Firebase AI Logic exposes Gemini’s built-in safety settings at the template configuration level, not the client level. Harm categories — harassment, hate speech, dangerous content, and others — can be set to block at specific thresholds directly in your Dotprompt template. Because these settings live server-side with the rest of the template configuration, users can’t adjust them, and developers can’t accidentally omit them when writing client code.
The model itself is also doing safety evaluation at inference time. Gemini’s built-in filters run regardless of what the client sends. What Firebase AI security’s configuration layer adds is the ability to tune those thresholds for your specific use case and lock that configuration in place on the server.

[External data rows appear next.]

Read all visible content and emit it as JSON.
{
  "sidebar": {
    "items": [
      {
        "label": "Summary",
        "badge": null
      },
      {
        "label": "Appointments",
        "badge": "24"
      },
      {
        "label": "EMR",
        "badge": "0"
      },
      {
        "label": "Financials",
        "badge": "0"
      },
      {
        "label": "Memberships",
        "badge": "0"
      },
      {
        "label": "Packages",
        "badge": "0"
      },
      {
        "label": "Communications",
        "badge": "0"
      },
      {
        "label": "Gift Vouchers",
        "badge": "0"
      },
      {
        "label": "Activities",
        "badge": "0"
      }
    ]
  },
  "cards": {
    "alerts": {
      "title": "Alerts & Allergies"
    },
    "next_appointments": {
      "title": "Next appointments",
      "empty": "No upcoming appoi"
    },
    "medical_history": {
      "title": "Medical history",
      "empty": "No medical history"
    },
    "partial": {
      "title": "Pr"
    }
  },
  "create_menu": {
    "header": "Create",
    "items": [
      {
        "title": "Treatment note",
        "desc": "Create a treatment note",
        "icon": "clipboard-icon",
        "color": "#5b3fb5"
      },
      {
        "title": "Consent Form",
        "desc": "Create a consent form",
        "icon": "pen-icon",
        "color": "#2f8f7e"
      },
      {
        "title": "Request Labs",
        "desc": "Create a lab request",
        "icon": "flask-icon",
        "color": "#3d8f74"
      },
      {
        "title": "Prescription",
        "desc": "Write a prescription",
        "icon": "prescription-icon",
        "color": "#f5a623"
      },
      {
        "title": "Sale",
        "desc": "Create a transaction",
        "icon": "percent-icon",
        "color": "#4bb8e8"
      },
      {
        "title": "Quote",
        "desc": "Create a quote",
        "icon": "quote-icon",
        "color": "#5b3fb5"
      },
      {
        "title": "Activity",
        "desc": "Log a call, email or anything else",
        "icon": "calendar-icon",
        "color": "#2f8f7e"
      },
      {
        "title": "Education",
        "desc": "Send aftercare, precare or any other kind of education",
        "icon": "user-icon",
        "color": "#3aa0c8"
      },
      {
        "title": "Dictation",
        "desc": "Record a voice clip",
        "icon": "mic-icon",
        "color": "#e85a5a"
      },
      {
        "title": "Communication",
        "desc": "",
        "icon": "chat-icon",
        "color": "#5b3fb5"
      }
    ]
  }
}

Why All Four Firebase AI Security Layers Matter Together
It’s tempting to look at this and decide one or two layers are enough. If App Check is blocking unauthorised clients, do you really need Template-Only Mode? If your prompts are server-side, does the proxy architecture still matter?
Yes to both. Each layer of Firebase AI security closes a distinct gap. The proxy architecture prevents API key theft. Server templates prevent prompt extraction and injection. App Check prevents unauthorised client access. Model-level safety settings prevent adversarial inference-time attacks. Remove any one of them and you’ve left a specific, exploitable attack surface open.
Google’s decision to ship all four together — rather than leaving developers to bolt on security after the fact — reflects a more mature approach to AI platform design than we’ve seen from some competitors. The developer experience of Firebase AI Logic is legitimately good. But the Firebase AI security model is what makes it plausible to ship AI features to production without a dedicated backend team standing between your users and the model.
As client-side AI becomes a standard pattern rather than an experiment, the industry needs more platforms thinking this carefully about the threat model. Firebase AI Logic at GA sets a bar that others building AI SDKs will have to clear.